The friendly competition between Disney and Universal for tourist dollars in Orlando has given us some truly amazing gifts as consumers. We’ve gotten incredible rides like Harry Potter and the Forbidden Journey and Avatar: Flight of Passage. We’ve seen amazing water parks like Volcano Bay get built, and massive shopping destinations like Disney Springs come into existence.
And, because of their newfound commitment to taking on Disney, Universal has managed to outclass its local competition with bigger thrills, more technological innovation, and better value resorts. It really is harder to say no to a spending a day or two at Universal than it ever has been.
That said, Disney is still king for a reason. As much as Universal may try, here are five things that Disney still does much better.
When it comes to areas like Hogwarts Castle or the queue for Skull Island: Reign of Kong, Universal created immersive environment with the sights and sounds of the source material. Hogwarts doesn’t just look exactly like it does on screen, it also features the music you hear when you visit those locations on film.
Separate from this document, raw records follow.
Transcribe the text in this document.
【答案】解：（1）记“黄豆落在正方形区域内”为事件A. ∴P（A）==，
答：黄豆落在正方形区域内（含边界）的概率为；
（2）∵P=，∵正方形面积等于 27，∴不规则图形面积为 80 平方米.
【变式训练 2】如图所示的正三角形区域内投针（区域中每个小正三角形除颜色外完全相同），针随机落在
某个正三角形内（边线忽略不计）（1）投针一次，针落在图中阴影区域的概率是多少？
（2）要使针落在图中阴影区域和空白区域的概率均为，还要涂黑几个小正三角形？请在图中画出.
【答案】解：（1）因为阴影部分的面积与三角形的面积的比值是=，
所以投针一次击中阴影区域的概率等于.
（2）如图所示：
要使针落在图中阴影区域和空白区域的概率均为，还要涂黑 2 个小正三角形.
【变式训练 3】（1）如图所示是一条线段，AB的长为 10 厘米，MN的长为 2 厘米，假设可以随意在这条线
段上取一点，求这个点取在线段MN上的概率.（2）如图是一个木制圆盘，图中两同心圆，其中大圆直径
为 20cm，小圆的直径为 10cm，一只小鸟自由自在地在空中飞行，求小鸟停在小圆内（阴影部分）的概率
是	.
When Universal has to fill its less-well-themed areas with music, the effect is much less transporting. Areas like New York or World Expo lack the same sense of musical specificity that you find in Hogsmeade or Diagon Alley. They play film scores and things you’d recognize if you listen closely, but it doesn’t quite make you feel the same way.
Compare this to Disney: Every inch of Walt Disney World property has its own audio soundscape designed specifically for that place. The lobby of the Animal Kingdom Lodge sounds exactly like you think it would, and also very different than the area outside Mouse Gear at Epcot.
Disney’s background music is so beloved and iconic, Spotify playlists and bootleg soundtracks are regularly shared online — with the hopes of making fans feel like they’re back in their favorite place.
Universal does a lot right — but background music is one place where Disney still has an edge.
Sure, it might seem unfair to compare the two. Disney has hundreds of acres through which it must transport guests from resort to park to resort to park. Meanwhile, Universal is fairly self-contained — with resorts and theme parks broadly within walking distance.
Still, Disney does manage to make Walt Disney World feel more like its own city — featuring its own magical methods of public transit that far outclass Universal’s.
From monorails to ferries to gondolas to trains, Disney has every form of transportation imaginable outside of light aircraft. You can take the Skyliner from Disney’s Hollywood Studios to Epcot, walk to the entrance and take the monorail to the Magic Kingdom, then take a ferry to Fort Wilderness — all without ever taking a bus. Moreover, the adventure feels like an attraction unto itself.
Universal does have a small ferry system, and importantly, it features the single best transportation system of any Orlando Park — the Hogwarts Express — but that alone does not make up for the fact that Disney has a way of moving thousands of more people through its property efficiently and entertainingly.